# Wanna game on Linux?



## vamsi360 (Nov 23, 2009)

Hi,

Gamers....take a look at *spins.fedoraproject.org/games/

It's Fedora distro with 6 superb games. There are other spins available too...

Visit....*spins.fedoraproject.org/games/


----------



## Cool G5 (Nov 23, 2009)

Looks great. Got to try it out after the exams.


----------



## krishnandu.sarkar (Nov 23, 2009)

Wow......!! I'll surely try it out aftr sem's get over.


----------



## Krow (Nov 23, 2009)

Thanks.
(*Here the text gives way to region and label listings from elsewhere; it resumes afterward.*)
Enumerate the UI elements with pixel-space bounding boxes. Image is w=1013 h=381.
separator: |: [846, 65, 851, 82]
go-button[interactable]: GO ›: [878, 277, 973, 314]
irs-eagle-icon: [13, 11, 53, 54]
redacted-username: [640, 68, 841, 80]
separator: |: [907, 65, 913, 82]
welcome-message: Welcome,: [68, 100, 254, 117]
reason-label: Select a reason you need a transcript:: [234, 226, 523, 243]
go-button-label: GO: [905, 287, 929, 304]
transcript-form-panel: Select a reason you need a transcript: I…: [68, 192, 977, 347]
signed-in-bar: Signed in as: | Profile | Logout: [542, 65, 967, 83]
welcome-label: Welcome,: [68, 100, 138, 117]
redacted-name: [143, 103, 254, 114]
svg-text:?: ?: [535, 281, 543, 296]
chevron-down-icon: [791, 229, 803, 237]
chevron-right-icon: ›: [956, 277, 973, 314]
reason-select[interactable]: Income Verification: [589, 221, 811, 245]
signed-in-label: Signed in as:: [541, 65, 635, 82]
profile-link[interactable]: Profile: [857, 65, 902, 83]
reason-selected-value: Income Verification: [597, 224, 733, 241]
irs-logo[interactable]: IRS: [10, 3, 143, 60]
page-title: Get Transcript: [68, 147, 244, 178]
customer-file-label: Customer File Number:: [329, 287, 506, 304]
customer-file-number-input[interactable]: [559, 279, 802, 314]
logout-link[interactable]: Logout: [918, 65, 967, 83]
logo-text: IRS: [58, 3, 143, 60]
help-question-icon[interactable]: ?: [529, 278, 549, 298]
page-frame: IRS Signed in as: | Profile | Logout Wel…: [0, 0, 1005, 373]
Nice find.


----------



## gopi_vbboy (Nov 23, 2009)

thers no urban terror []


----------



## silicon_fusion (Nov 23, 2009)

Thanks for sharing info..


----------



## ico (Dec 2, 2009)

Urban Terror ftw!  They should add it.


----------



## Cool G5 (Dec 3, 2009)

gopi_vbboy said:


> thers no urban terror []





ico said:


> Urban Terror ftw!  They should add it.



*Urban Terror on Linux*


----------



## j1n M@tt (Dec 3, 2009)

Nice to hear that


----------



## Rahim (Dec 3, 2009)

On an impulse I downloaded and installed all major games on Ubuntu Jaunty but alas none of them work


----------



## Cool G5 (Dec 3, 2009)

a_rahim said:


> On an impulse I downloaded and installed all major games on Ubuntu Jaunty but alas none of them work



Installed via WINE?


----------



## vamsi360 (Jan 5, 2010)

what is your favorite linux game?

Name me a strategy and racing game in linux.


----------



## ico (Jan 5, 2010)

vamsi360 said:


> Name me a racing game in linux.


*www.linoob.com/2009/11/torcs-linux-racing-simulator/


----------



## ssk_the_gr8 (Jan 5, 2010)

^^the graphics on torcs is lame... isnt there something with better graphics


----------



## 6x6 (Jan 5, 2010)

Supertuxkart is having better graphics


----------



## hullap (Jan 17, 2010)

one more link: *www.linux-gamers.net/


----------